Inconformado com a atitude de sua ex-namorada, Joel decide passar pelo mesmo procedimento. O problema começa quando, no meio do processo, ele percebe o quanto ainda ama Clementine, e que não suportaria viver sem as reminiscências desse "enlace amoroso".
Contado em linhas gerais, o enredo já mostra um mescla de gêneros cinematográficos distintos. O filme consegue fundir romance, drama e ficção científica, além de uma dose de comédia, que surge das várias situações improváveis em que os personagens se metem. Essa mistura é um dos fatores que exigem a atenção do público, pois um simples piscar de olhos pode significar a perda de elementos importantes da narrativa, que não é convencional. Isso advém do fato de que, a partir da decisão de Joel em cancelar seu tratamento, várias ações se passam em sua cabeça, especificamente aquelas que se referem à sua relação com Clementine.
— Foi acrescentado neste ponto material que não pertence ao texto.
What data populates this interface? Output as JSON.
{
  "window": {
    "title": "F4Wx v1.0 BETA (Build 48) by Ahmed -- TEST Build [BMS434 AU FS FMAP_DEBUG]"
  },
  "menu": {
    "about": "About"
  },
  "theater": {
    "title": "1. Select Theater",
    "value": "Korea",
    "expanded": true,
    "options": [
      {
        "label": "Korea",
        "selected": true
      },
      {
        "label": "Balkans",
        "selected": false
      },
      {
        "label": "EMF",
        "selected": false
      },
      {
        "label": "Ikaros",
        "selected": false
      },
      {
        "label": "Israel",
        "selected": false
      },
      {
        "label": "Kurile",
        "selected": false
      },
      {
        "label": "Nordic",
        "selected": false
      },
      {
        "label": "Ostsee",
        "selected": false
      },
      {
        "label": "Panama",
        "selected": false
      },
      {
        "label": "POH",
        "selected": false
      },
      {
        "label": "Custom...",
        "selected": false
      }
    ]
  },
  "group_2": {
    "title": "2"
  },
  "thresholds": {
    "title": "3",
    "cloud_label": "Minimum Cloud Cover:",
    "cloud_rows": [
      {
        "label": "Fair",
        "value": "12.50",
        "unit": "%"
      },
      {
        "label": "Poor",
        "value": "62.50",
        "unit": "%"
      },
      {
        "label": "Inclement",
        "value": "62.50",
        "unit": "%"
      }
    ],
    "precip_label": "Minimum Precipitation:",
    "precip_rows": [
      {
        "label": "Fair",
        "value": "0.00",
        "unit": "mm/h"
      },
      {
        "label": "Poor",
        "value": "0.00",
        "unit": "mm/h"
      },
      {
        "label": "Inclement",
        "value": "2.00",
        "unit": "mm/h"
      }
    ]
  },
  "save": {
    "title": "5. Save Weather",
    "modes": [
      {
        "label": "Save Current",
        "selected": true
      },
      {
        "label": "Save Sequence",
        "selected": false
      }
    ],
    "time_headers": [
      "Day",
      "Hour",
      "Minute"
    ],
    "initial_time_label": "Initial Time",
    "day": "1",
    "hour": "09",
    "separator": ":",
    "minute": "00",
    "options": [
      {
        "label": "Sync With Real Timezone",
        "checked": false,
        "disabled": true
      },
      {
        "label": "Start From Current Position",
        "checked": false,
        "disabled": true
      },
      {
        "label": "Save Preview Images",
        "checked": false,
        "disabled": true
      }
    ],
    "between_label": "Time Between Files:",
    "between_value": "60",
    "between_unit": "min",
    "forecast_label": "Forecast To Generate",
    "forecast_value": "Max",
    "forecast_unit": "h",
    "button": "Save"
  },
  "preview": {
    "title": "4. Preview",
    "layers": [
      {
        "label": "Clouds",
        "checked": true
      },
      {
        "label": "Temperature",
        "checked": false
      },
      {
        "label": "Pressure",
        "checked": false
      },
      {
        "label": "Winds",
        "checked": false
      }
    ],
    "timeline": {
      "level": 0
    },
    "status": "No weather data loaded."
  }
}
Essa é a chance que temos de acompanhar, mais desdobradamente, os momentos vividos pelo casal, tão banais quanto inusitados. Nessas sequências, o púbico pode mais facilmente se apaixonar pela história dos dois, mas não adiantará torcer por eles, já que, de antemão, sabe-se que não há muito futuro para os dois.
A exemplo de seus roteiros pregressos (Quero ser John Malkovich, Adaptação), Kaufman flagra, em "Brilho eterno...", a finitude da existência e a fragilidade dos laços humanos. É um cinema em que se encontram insights de reflexão, lançados sem ancoramento na realidade palatável a que estamos acostumados.
Felizmente, Gondry compreendeu essa essência, e houve harmonia entre ele e Kaufman, assim como o foi com Spike Jonze anteriormente. E, mais uma vez, há um elenco afiado para dar conta do nonsense (aparente) dessa viagem existencial. Também se tem verborragia e uma constatação cruel, ainda que não inédita: o amor não resiste à rotina.